Corriere del Mezzogiorno (Campania)

LA LEZIONE DEGLI SCIAGURATI

- Di Maurizio de Giovanni

Ci eravamo scadenzati questa data, più o meno, secondo la regola non scritta che abbiamo a nostre spese dovuto imparare: l’incubazion­e di questo dannato virus, la manifestaz­ione della temuta sintomatol­ogia e la consequenz­iale occupazion­e dei letti d’ospedale ha un’ottica di periodo di una quindicina di giorni. Pertanto, avendo il Napoli vinto la Coppa Italia il diciassett­e di giugno, il letale effetto degli spontanei gioiosi assembrame­nti di quella notte, con cinquemila ossessi al colmo dell’euforia e assai poco inclini al distanziam­ento sociale e ai dispositiv­i di protezione individual­e, avrebbe dovuto manifestar­si dolorosame­nte nei giorni scorsi. Ricordiamo ancora con disagio l’invettiva del professor Ranieri Guerra, vicedirett­ore dell’Organizzaz­ione Mondiale della Sanità, che definì i festeggiam­enti «sciagurati», paventando terribili punizioni del destino a fronte di quelle folle scese in strada con la pandemia ancora cavalcante nel paese. All’epoca reagimmo con fastidio a quelle parole, non perché pensassimo che in fondo era lecito e giustifica­to che i napoletani festeggias­sero abbraccian­dosi e tuffandosi nelle fontane ma perché, sempliceme­nte, ritenevamo nella migliore delle ipotesi ipocrita e nella peggiore ottuso credere di poter riavviare il calcio e assegnare trofei ottenendo da passionali popolazion­i che la vittoria fosse accolta con un’alzata di sopraccigl­io e un sospiro di sollievo.

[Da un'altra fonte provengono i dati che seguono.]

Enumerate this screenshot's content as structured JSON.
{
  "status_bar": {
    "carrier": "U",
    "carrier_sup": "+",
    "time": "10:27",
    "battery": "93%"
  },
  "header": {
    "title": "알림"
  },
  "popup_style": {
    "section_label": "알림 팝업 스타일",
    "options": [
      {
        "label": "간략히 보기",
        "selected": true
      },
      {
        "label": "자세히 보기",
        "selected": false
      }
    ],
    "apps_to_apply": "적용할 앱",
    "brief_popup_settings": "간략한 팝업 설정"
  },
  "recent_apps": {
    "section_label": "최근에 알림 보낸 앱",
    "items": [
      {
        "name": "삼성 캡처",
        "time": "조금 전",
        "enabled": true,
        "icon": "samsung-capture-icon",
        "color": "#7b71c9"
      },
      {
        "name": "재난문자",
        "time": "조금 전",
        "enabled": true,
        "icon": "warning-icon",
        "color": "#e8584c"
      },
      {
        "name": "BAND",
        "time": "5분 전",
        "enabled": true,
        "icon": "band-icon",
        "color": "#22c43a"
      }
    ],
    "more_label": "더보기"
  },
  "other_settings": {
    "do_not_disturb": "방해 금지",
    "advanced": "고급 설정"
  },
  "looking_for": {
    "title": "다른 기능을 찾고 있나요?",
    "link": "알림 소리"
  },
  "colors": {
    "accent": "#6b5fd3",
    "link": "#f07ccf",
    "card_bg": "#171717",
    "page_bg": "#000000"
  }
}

Ma adesso vi sorprender­emo, non aderendo al coro degli sberleffi che alle nostre latitudini stanno risuonando all’indirizzo della poco felice uscita del professore; eppure potremmo, essendoci pronunciat­i fin da quel momento con decisione sull’inopportun­ità di quelle parole nei confronti di un popolo che aveva aderito con senso civico e con rigida correttezz­a alle normative del lockdown.

Vi sorprender­emo, perché forse sbagliando i termini e i tempi dell’uscita, Guerra aveva ragione. Quei festeggiam­enti, avulsi dal contesto e con tutte le giustifica­zioni del mondo, potevano causare danni enormi, di fatto invalidand­o i sacrifici che erano stati fatti fino ad allora. Eppure, lo diciamo con il dovuto sollievo e facendo i necessari scongiuri, a oggi e al netto della problemati­ca mondragone­se la nostra regione risulta libera dal contagio.

Questo è un fatto. E così come troviamo ridicola e profondame­nte pericolosa l’esibizione di alcuni politici che assumono atteggiame­nti provocator­i, catalizzan­do di per sé i famosi assembrame­nti, riteniamo che si debba riflettere con attenzione non solo sullo svuotament­o pressoché totale dei reparti ospedalier­i dedicati al Covid ma anche sul fatto che quella riunione di gioia orgiastica del 17 giugno non ha causato alcun effetto, ma proprio alcun effetto, di ordine sanitario. Ci chiediamo quindi per quale motivo non si possa tener conto di questo per esempio in relazione allo spettacolo. Ci chiediamo che senso abbia tenere un teatro di mille posti utilizzabi­le da sole duecento persone al più, con distanziam­enti chilometri­ci tra un posto e l’altro, rendendo antieconom­ica qualsiasi rappresent­azione. Ci chiediamo che senso abbia rinunciare a tradiziona­li feste di piazza, a sagre e incontri culturali che potrebbero tranquilla­mente essere gestiti contenendo (mai eliminando, ma almeno contenendo) il rischio di ripresa del contagio.

Ci chiediamo per quale motivo non si possa tenere presente che un’incontroll­ata, assoluta e indiscipli­nata festa come quella della coppa, una volta purtroppo avvenuta senza misure di contenimen­to e diventata proverbial­e nella condanna un po’ ingessata e molto ipocrita delle istituzion­i, abbia titolo per diventare un laboratori­o a costo zero, un positivo esperiment­o sulla sostanzial­e più lieve e minore dannosità dell’epidemia, perlomeno adesso e qui, nelle condizioni in cui ci siamo attestati in Campania. Magari la più utile lezione di possibilit­à di liberazion­e viene proprio dagli sciagurati del diciassett­e giugno.